Menurut dia,bakal ada sejumlah kelompok yang menggunakan politik identitas untuk mencapai tujuannya di Pemilu 2024.
Terlebih, dari pantauannya, justru banyak orang yang memiliki pendidikan tinggi namun tidak rasional dalam politik.
"Kelompok itu, jauh tidak lebih rasional dari masyarakat desa dan dusun yang memilih seseorang pemimpin karena apa yang sudah figur itu lakukan. Jadi, kalangan intelektual tinggi itu, adalah bagian dari kelompok tertentu yang mencoba untuk menggunakan narasi politik identitas sebagai alat politik yang efektif dan murah meriah untuk mereka," jelas Saleh Ending saat menjadi narasumber pada Penguatan Literasi Pengawasan Tahapan Pemilu Tahun 2024 melalui Media Massa ya b diselenggarakan oleh Bawaslu Kota Mataram di Hotel Lombok Plaza, Kota Mataram, Rabu (5/10).

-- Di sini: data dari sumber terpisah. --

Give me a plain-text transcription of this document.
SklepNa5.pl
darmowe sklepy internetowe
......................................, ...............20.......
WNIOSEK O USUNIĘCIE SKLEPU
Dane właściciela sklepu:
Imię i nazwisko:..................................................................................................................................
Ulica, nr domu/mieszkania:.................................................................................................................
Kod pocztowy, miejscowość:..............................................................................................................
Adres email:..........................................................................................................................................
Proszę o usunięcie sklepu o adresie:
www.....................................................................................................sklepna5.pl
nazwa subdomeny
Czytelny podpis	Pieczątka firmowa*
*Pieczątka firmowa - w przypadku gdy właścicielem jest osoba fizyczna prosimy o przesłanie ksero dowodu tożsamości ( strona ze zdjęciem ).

Menurut salah satu Tim Seleksi Komisioner Bawaslu NTB itu, praktik yang disuguhkan oleh orang yang berpendidikan tinggi namun tidak rasional itu, dipicu karena perubahan umur, dan perannya di masyarakat sudah berkurang.
"Mereka itu bermain di sejumlah grup WhatsApp dan kanal media sosial dengan konten khusus untuk mempengaruhi perilaku psikologi masyarakat agar tidak menyukai pemimpin melalui unggahan berita yang tidak bisa dipertanggung jawabkan sumbernya," kata Saleh Ending.
Ia menyakini, di Pemilu 2024, kelompok-kelompok tertentu akan terus mencoba untuk menggunakan narasi politik identitas sebagai alat politik yang efektif dan murah meriah untuk kepentingan mereka yang sangat haus akan kekuasaan.
Terlebih, pemerintahan Presiden Joko Widodo tidak melakukan upaya netralisasi yang sistematis terhadap dinamika politik identitas yang timbul di tengah masyarakat.
"Politik identitas ini, pandangan saya juga masih cukup relevan dan sangat efektif untuk memobilisasi pemilih. Padahal, penggunaan narasai politik identitas justru tidak memberi nalar yang sehat dalam konteks demokras dan bagian dari pembodohan umat," ujar Saleh Ending.
Untuk itu, bagi semua penyelenggara pemilu, baik KPU hingga Bawaslu, politik identitas ini adalah tantangan dalam penyelenggaran Pemilu Serentak 2024.
Karena itu, kolaborasi dengan menggandeng semua stakeholder harus terus dilakukan. Salah satunya, adalah membuka ruang publik melalui literasi dan edukasi dalam setiap tahapan harus intensif dilakukan.
"Sikap ingin menguasai negara pada kelompok tertentu itu tinggi, di sini harus ruang terbuka dalam rangka mengedukasi rakyat di kampus, lingkungan, kelurahan, hingga komunitas harus dilakukan. Hal ini agar kekuatan civil society dapat terbentuk untuk melawan kekuatan politik identitas itu," tandas M. Saleh Ending. (R/L..).